The IND maintenance correspondence cadence is now three-track. Annual reports, safety updates, protocol amendments, and information-request responses run on different timelines and to different addresses in each region. The writing organisation has to coordinate the version control of dossier components so the three regions do not see meaningfully different versions of the same section at the same time. The cost of letting that drift is not visible until an agency notices it, at which point the cost is high.

The Phase II planning happens against three regulatory frames. A Phase II program in 2027 will need a CTA in Europe and an IND amendment or new IND extension in the US, depending on how the program scopes. The protocol writing for that Phase II has to anticipate what each region will want to see in the way of dose-finding logic, biomarker strategy, comparator framing, and primary endpoint construction. A Phase II protocol drafted for the FDA and then adapted for Europe is a different cost structure than a Phase II protocol drafted natively for all three.

These are writing-organisation decisions. They are not unique to Brenus. They are the shape of any program that goes multi-region before going to a single agency for primary review.

Pre-Guidance Modality, ESMO Data, and What Comes Next

STC-1010's first data are expected at ESMO 2026. That data drop will be the first public read on the modality outside the early tolerability signal. The writing organisation should already be designing the post-ESMO update cadence — what gets added to each region's IND/CTA file, in what form, on what timeline, with what cross-reference back to the protocol and the IB.

The modality is pre-guidance in the sense that no agency has published a guidance document specifically for Stimulated Ghost Cells or directly analogous allogeneic in vivo platforms. The agency will be writing its own internal interpretive framework for this kind of submission in real time, using whatever the sponsor's IND and follow-up correspondence makes available.

For a writing organisation in this position, the most valuable single artifact is the document model itself — the way the modality is described, the way the mechanism is contextualised, the way the safety logic is built.

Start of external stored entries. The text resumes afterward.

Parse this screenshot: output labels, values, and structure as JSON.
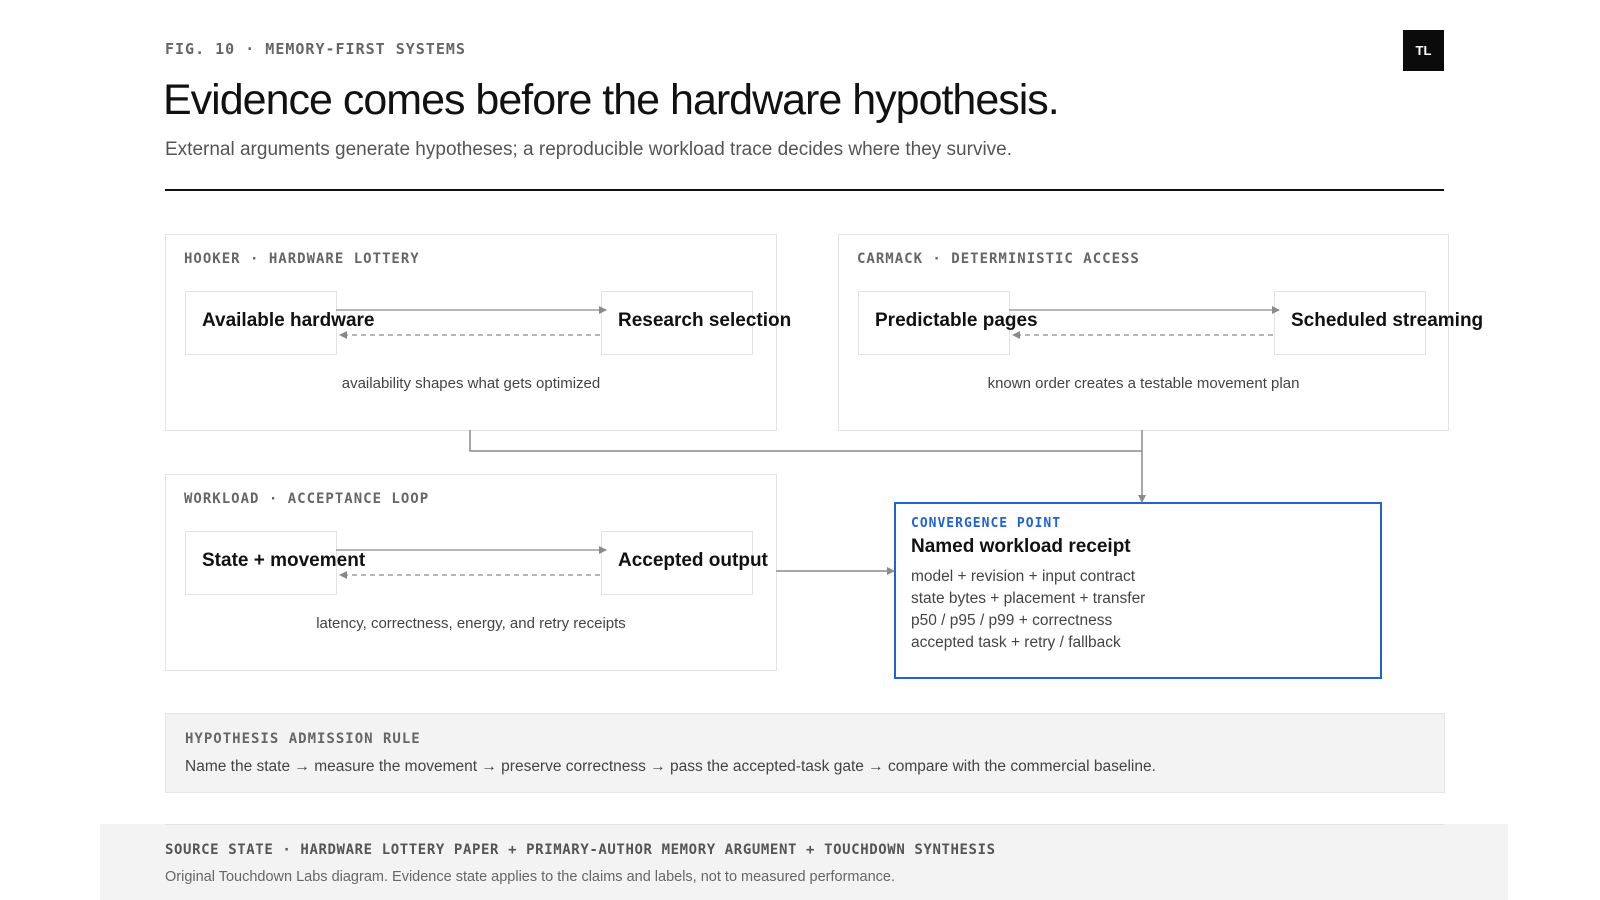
{
  "header": {
    "kicker": "FIG. 10 · MEMORY-FIRST SYSTEMS",
    "logo": "TL",
    "title": "Evidence comes before the hardware hypothesis.",
    "subtitle": "External arguments generate hypotheses; a reproducible workload trace decides where they survive."
  },
  "panels": [
    {
      "label": "HOOKER · HARDWARE LOTTERY",
      "left_node": "Available hardware",
      "right_node": "Research selection",
      "caption": "availability shapes what gets optimized"
    },
    {
      "label": "CARMACK · DETERMINISTIC ACCESS",
      "left_node": "Predictable pages",
      "right_node": "Scheduled streaming",
      "caption": "known order creates a testable movement plan"
    },
    {
      "label": "WORKLOAD · ACCEPTANCE LOOP",
      "left_node": "State + movement",
      "right_node": "Accepted output",
      "caption": "latency, correctness, energy, and retry receipts"
    }
  ],
  "convergence": {
    "kicker": "CONVERGENCE POINT",
    "title": "Named workload receipt",
    "lines": [
      "model + revision + input contract",
      "state bytes + placement + transfer",
      "p50 / p95 / p99 + correctness",
      "accepted task + retry / fallback"
    ]
  },
  "admission_rule": {
    "label": "HYPOTHESIS ADMISSION RULE",
    "text": "Name the state → measure the movement → preserve correctness → pass the accepted-task gate → compare with the commercial baseline."
  },
  "footer": {
    "label": "SOURCE STATE · HARDWARE LOTTERY PAPER + PRIMARY-AUTHOR MEMORY ARGUMENT + TOUCHDOWN SYNTHESIS",
    "text": "Original Touchdown Labs diagram. Evidence state applies to the claims and labels, not to measured performance."
  },
  "colors": {
    "accent": "#1f63d6",
    "ink": "#111111",
    "muted": "#666666",
    "connector": "#8a8a8a"
  }
}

That model is what the agency will internalise as "how this kind of program writes itself." Once internalised, it shapes how the agency reads the next sponsor's submission in the same modality.

In other words: the first-in-class writing organisation is not just shipping a dossier. It is shipping a convention.

The Wider Pattern

Brenus is one of several small-to-mid biotechs across the public landscape running multi-region IND programs on novel modalities right now. The shape of the writing problem is the same in each case — three or four agencies, no direct precedent guidance, a sponsor team smaller than the writing surface area, and an opportunity to set the descriptive convention for a modality the agency will see more of over the next decade.

The teams that build the document model deliberately will be operating off a reusable template five years from now. The teams that ship region-by-region, with the FDA IND drafted independently of the European CTA and the protocol drafted independently of both, will be re-deriving the convention every time they extend the program.

The IND acceptance is the operational milestone. The writing decisions taken before and around it are the long-term ones.